Under the terms of the MoU, the respective port authorities of Antwerp and Bandar Abbas will join forces so that companies in both ports can collaborate and develop trade between Iran and Belgium.

This involves, among other things, exchanging information and statistics, participating in joint port development projects and collaborating in the field of workforce training.

The accord has been agreed to run for five years and was signed by Eddy Bruyninckx, the CEO of Antwerp Port Authority, and Ebrahim Idani, the head of Iran Port and Maritime Organization’s Hormozgan Department, in the presence of PMO chief, Mahmoud Saeednejad, in Tehran.

The visiting Belgian delegation accompanying Bruyninckx comprised representatives of 12 companies active in the field of transit and logistics and was joined by Belgian Ambassador to Iran Francois Delhaye.

“Today we are restoring our trade ties with Iran, a country with great economic growth potential that is also a gateway to neighboring countries. Antwerp is perfectly situated to contribute to further trade with this country,” Bruyninckx told a press conference held at PMO’s headquarters in Tehran.

In recent years, international trade sanctions limited Iran to importing goods not affected by export restrictions. Calls by the Iranian state shipping company’s vessels in European ports were not permitted. The lifting of sanctions allowed many shipowners to return to normal trade, as the US removed 606 vessels and vessel aliases from the sanctions list, from crude oil tankers and dry bulk carriers to supply vessels.

IRISL Managing Director Mohammad Saeednejad told The Wall Street Journal late last year that annual seaborne trade between the European Union and Iran amounted to $15 billion before the first broad, international sanctions were imposed on the country in 2008.

Tehran expects to reach that level within three years after sanctions are lifted.

As of October 2015, the IRISL had a fleet of 41 container vessels, with the biggest ships having a maximum capacity of around 12,000 containers.

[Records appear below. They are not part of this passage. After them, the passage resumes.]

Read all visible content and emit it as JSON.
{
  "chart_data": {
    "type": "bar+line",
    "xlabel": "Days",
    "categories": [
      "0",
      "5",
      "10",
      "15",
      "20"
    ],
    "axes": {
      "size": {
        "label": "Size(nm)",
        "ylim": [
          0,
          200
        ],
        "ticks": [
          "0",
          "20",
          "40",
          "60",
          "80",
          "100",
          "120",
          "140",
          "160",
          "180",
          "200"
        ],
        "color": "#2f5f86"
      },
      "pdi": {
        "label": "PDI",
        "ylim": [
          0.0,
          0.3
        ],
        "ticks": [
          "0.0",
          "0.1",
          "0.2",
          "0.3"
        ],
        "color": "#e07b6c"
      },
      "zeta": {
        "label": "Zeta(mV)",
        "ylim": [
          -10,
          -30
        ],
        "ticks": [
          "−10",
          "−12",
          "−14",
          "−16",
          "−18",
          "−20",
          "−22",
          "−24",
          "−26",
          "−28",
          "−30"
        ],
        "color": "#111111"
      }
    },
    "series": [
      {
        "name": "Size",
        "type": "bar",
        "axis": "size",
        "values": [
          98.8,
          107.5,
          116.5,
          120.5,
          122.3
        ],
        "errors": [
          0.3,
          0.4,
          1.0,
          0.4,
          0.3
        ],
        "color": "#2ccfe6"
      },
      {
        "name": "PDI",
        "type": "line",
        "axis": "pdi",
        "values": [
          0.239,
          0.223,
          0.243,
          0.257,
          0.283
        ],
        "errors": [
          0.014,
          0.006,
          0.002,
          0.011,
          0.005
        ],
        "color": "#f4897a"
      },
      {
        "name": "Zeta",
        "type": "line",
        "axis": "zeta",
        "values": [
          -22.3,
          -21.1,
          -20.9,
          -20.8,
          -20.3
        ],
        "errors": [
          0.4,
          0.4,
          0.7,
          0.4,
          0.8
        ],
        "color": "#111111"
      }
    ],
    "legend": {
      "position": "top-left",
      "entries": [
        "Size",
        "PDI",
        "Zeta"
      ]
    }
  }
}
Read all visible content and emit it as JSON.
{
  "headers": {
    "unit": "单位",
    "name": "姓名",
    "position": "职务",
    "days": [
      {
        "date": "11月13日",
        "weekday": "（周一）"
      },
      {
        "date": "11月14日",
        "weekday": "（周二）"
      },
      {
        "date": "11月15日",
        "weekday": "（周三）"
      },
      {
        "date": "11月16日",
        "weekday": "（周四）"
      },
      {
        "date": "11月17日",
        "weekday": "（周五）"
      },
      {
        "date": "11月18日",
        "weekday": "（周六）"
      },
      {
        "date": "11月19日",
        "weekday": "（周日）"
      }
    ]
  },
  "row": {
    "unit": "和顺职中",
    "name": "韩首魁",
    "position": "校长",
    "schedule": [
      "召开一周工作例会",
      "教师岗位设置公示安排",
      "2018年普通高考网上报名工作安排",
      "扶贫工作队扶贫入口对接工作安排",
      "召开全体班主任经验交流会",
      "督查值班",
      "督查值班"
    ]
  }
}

The shipping line's standing has recently improved from 23rd to 22nd in global shipping monitor Alphaliner’s ranking of top 100 largest containership operators.

According to Alphaliner’s May 11 report, IRISL Group’s 97,871 TEU capacity places it between Hong Kong-based shipping lines of KMTC (107,245 TEU) and SITC (88,467 TEU).

Iran is gearing up for a comeback in global shipping by systematically replacing its fleet. People involved in the talks told The Wall Street Journal that the IRISL and Iranian Offshore Oil Company have reached a preliminary agreement with Hyundai Mipo Dockyard of South Korea for orders valued at about $2.4 billion.

The orders are said to include as many as 10 petroleum-product tankers (each costing about $30 million) and at least six handy-sized bulk carriers (each costing about $20 million to build).

The shipping line is also reportedly discussing with Hyundai Heavy Industries Group an order for six 14,500-container ships.